Nancy Mitford by Nancy Mitford

Nancy Mitford by Nancy Mitford

Author:Nancy Mitford
Language: eng
Format: mobi, epub
ISBN: 9781906142575
Publisher: Gibson Square
Published: 2012-10-16T21:00:00+00:00


9

NANCY PAID ANNUAL visits to her parents who had chosen to live apart in their old age—Lord Redesdale in a cottage at Otterburn, Northumberland, and Lady Redesdale at lonely Inch Kenneth off the Isle of Mull in Scotland. True to form, her father had borne his misfortunes stoically. The loss of his only son Tom, the sad end of his daughter Unity, the break with Jessica, and the disintegration of the British Empire, were sorrows that had left their scars on this rugged old soldier. Besides he had grown very deaf. But he was proud of Nancy’s meteoric success. He enjoyed her jokes even wryly at his expense, as she enjoyed his eccentricities, though she said she felt like Captain Scott of the Antarctic when she crossed the Channel to visit him. She could still laugh at his ‘Uncle Matthew’ mannerisms. ‘Have you read the Queensberry book on Oscar Wilde?’ she asked her mother (9th January, 1950). ‘It’s the best of any I think and would amuse you as old Lord Queensberry is so exactly like Farve, or what he would have been under those circumstances.’ ‘My old father-in-law [Lord Rennell]’, she added, ‘a terrible prig, knew Wilde well (and pretended that he knew nothing of les moeurs which I don’t believe) but said nobody has ever been so brilliant in the world.’

Already in May 1949 she had written Lady Redesdale: ‘I had a letter from Farve saying he is waiting for the end in great comfort, well I suppose we all are, in a sense, waiting for the end, but I was so impressed that I wrote and offered to go, but he says don’t. I wonder if I ought to really as he seems to have quarrelled with everybody else almost and is lonely I suppose.’

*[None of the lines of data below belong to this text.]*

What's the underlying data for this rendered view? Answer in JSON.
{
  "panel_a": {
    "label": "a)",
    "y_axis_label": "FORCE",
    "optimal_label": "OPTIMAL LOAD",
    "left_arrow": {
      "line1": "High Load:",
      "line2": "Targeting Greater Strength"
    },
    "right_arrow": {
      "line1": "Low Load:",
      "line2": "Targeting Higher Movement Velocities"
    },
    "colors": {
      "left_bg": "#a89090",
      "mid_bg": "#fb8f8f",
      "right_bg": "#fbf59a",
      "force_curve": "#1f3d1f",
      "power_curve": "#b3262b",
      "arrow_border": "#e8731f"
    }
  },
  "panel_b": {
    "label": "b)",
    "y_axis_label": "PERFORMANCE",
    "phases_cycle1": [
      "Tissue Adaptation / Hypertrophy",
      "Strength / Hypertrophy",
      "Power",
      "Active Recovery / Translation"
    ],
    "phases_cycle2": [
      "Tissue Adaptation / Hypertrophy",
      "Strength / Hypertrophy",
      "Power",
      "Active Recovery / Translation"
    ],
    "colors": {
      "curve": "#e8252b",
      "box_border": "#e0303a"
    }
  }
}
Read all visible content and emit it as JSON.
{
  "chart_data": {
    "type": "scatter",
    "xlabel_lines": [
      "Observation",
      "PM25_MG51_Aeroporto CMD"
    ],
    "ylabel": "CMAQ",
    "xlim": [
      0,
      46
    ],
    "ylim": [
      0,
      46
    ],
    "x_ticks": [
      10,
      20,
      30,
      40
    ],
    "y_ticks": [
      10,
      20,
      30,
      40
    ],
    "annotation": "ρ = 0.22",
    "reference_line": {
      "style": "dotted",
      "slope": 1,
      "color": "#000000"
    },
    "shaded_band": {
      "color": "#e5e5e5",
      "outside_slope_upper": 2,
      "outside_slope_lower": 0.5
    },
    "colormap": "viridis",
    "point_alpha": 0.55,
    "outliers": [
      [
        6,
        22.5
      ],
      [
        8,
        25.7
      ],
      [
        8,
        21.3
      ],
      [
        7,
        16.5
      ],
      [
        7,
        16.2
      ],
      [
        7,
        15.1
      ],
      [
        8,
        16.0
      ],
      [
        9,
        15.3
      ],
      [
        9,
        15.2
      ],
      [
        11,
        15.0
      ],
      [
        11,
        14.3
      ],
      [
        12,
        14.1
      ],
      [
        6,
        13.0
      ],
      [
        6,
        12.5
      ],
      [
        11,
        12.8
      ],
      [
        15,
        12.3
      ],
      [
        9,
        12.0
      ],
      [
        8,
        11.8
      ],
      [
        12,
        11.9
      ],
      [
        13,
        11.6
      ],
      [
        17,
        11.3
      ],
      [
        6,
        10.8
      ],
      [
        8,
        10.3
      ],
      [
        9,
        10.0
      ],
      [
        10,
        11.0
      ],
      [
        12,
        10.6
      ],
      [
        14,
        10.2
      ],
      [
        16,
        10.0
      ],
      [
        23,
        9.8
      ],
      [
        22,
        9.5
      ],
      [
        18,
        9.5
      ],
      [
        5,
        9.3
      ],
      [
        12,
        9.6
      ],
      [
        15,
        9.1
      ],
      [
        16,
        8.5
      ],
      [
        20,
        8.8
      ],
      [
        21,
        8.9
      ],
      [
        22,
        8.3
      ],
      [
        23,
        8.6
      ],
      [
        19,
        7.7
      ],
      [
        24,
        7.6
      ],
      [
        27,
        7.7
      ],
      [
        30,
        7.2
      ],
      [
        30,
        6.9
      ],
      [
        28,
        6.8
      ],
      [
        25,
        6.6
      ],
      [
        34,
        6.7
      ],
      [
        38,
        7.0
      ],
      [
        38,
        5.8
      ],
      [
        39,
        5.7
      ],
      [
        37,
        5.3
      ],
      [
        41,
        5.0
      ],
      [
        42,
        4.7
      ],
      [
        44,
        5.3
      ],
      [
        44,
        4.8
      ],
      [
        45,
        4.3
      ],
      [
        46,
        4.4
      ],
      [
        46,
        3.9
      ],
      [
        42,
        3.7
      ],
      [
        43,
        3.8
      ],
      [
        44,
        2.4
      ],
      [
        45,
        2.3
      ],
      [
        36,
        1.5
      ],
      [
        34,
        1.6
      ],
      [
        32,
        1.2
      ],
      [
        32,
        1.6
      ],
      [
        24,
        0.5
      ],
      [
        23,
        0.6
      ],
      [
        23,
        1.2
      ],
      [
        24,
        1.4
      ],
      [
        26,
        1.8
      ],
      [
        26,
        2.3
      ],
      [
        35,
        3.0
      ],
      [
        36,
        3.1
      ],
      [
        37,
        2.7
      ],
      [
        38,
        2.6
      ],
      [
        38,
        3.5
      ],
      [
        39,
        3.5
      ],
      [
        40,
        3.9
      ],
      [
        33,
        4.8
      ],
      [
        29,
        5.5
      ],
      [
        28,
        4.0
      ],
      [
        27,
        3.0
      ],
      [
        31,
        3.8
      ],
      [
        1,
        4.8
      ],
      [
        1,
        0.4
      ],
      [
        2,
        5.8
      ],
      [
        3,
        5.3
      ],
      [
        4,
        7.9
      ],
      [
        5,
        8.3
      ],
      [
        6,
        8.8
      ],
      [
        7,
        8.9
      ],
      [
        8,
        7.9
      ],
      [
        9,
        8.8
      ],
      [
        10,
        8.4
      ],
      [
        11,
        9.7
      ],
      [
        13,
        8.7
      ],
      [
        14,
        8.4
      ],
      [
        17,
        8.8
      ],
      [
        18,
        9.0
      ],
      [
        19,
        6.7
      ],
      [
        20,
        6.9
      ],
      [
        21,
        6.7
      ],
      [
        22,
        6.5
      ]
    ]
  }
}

In September she decided to fly to Redesdale Cottage, whence she wrote: ‘Farve has become a good time boy—nothing but cocktail parties. One was given for me here last night—ten neighbours—can you beat it. More in character: “I was showing a blasted woman over the garden”—pause—“I thought it was Lady N”—long pause—“Well it was Lady N. She rang about twenty times—at last I went to see what it was and I said oh I thought you were a van.” However she didn’t come to the party.’

In June next year he returned her visit and she gave a party for him in ‘Mr. Street’—‘a cocktail party which Farve absolutely adores. It went on from five to eight solidly, but he was spryer than ever at the end. Old M. de Lasteyrie came. I said are you pleased about the elections. “Oh! you know when it isn’t the scaffold I’m always pleased.” He then told Farve about his two grandmothers being beheaded. Farve said “I rather liked that relation of Joan of Arc”.’

Somebody having asked her if Lord Redesdale were connected with the Parisian Baron de Rede, this became a standard joke. ‘Barons Rede and Redesdale have but little in common,’ she told her mother. The former ‘lives but for luxury, beauty and social life—a less lively Cedric.